Non mancano riferimenti pop ben amalgamati all’interno del testo. Echi di talent show, linguaggi giovanili o incone degli anni ’90 – 2000 che risuonano all’interno delle fiabe, ma in maniera nient’affatto invasiva, anzi complementare.
Intendiamoci, la riletteura dei racconti favolistici di sempre non è una novità assoluta nel panorama degli studi così come nell’intrattenimento.
Nella saggistica, così come nell’industria filmica recente ci sono state già parecchie incursioni di settore creando così un genere rivisitato. Tuttavia in queste operazioni o si esamina la fabia dal punto di vista analitico: allegorie, significati reconditi, antecedenti storici e qui siamo nel saggio letterario, oppure si estremizzano caratteristiche dei personaggi con il risultato di esaltare i noti protagonisti o, in alternativa, scambiare quasi matematicamente i buoni con i cattivi. È il caso dei vari “live actions”, sempre di disneyana fattura, degli ultimissimi anni.
Non fidarti di Cappuccetto Rosso, invece, ha un valore decisamente differente. Le favole di Andersen, dei Fratelli Grimm e degli altri colleghi cantastorie persi nella notte dei tempi non vengono totalmente snaturate, ma offrono delle chiavi di lettura ironicamente plausbili che non ne sminuiscono il valore. Direi anzi, che in un certo senso, ne attualizzano il messaggio allargandone la portata delle sfumature. Cattivi e comprimari hanno uno spessore importante. Spesso si trovano in un’area non ben definita in cui ogni lettore si potrebbe serenamente identificare.
In questo senso la raccolta di Annalisa Coluzzi e Marco Muscarà ha l’approccio intelligente dell’analisi letteraria e lo smalto brillante dell’intrattenimento per il lettore.
Molte le risate, alcuni spunti di riflessione e qualche tenerezza percepita saranno probabilmente le conseguenze della vostra lettura del piccolo volume antologico pubblicato dalle Edizioni Efesto e opportunamente introdotto da Lucio Leoni. Mangnifiche le illustrazioni all’interno del libro. Complimenti sinceri a tutti gli artisti! Cito solo Andrea Flamini in rappresentanza di tutti gli altri. Non c’è favola senza disegni.

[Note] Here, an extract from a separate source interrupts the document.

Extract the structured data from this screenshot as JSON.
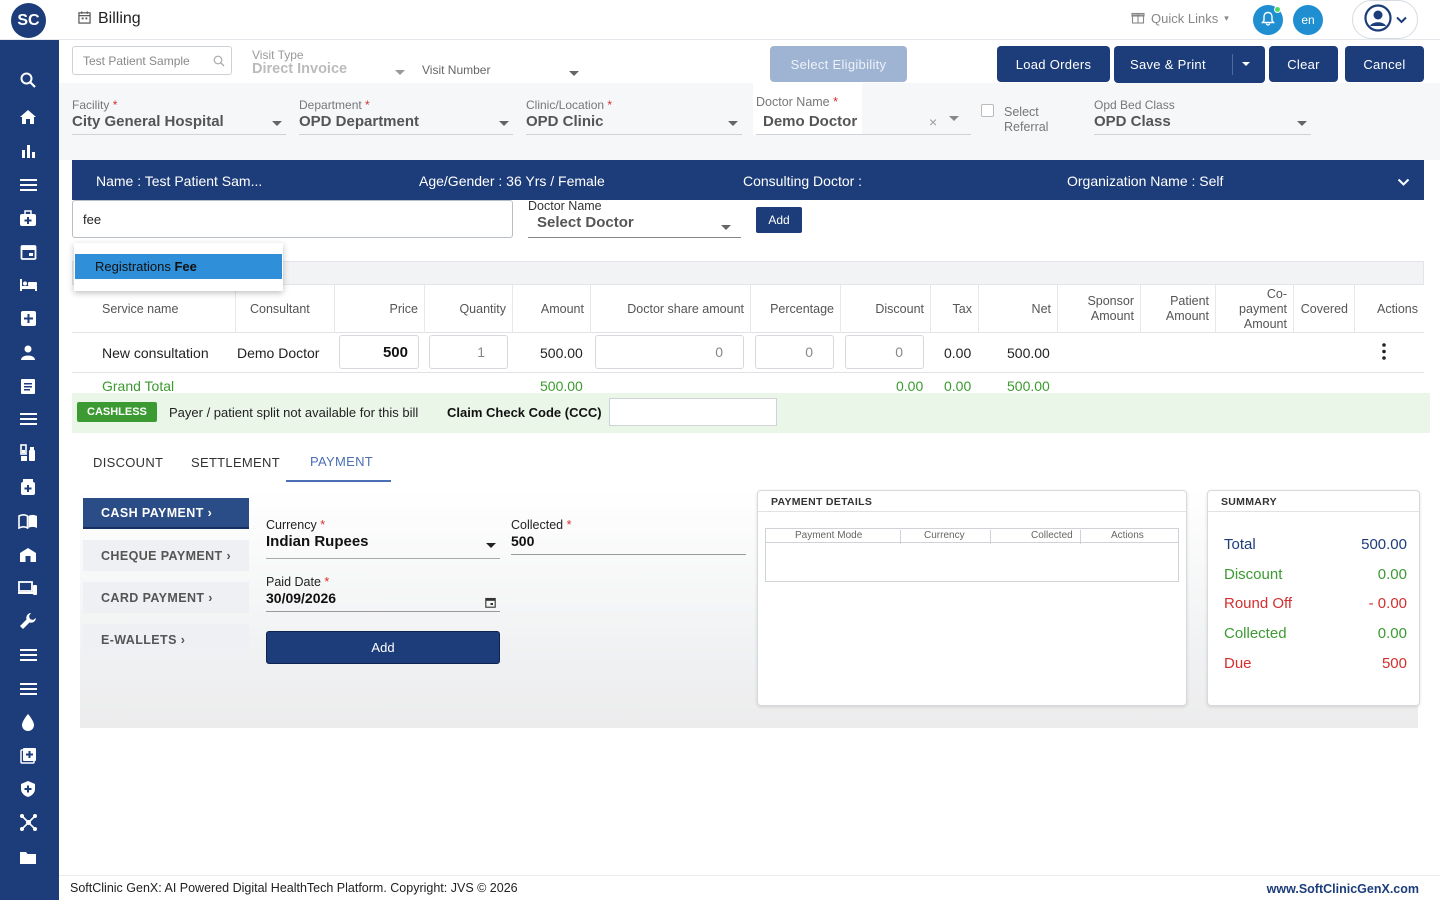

A questo punto, parafrasando e ridimensionando le buone norme, i buoni consigli, i saggi avvertimenti e le opinioni diffuse… vi esorto a non fidarvi dei vari “sarebbe meglio”… Non fidatevi neanche dei “Di solito non…” e dei “È buona norma…”.
Non fidatevi nemmeno di Cappuccetto Rosso!
Fidatevi delle storie scritte bene e di chi le ama, a prescindere.
Tutto il resto… sono favole.
Annalisa Coluzzi & Marco Muscarà, “Non fidarti di Cappuccetto Rosso – Quando a raccontare le storie sono i cattivi”, Roma, Edizioni Efesto, 2021.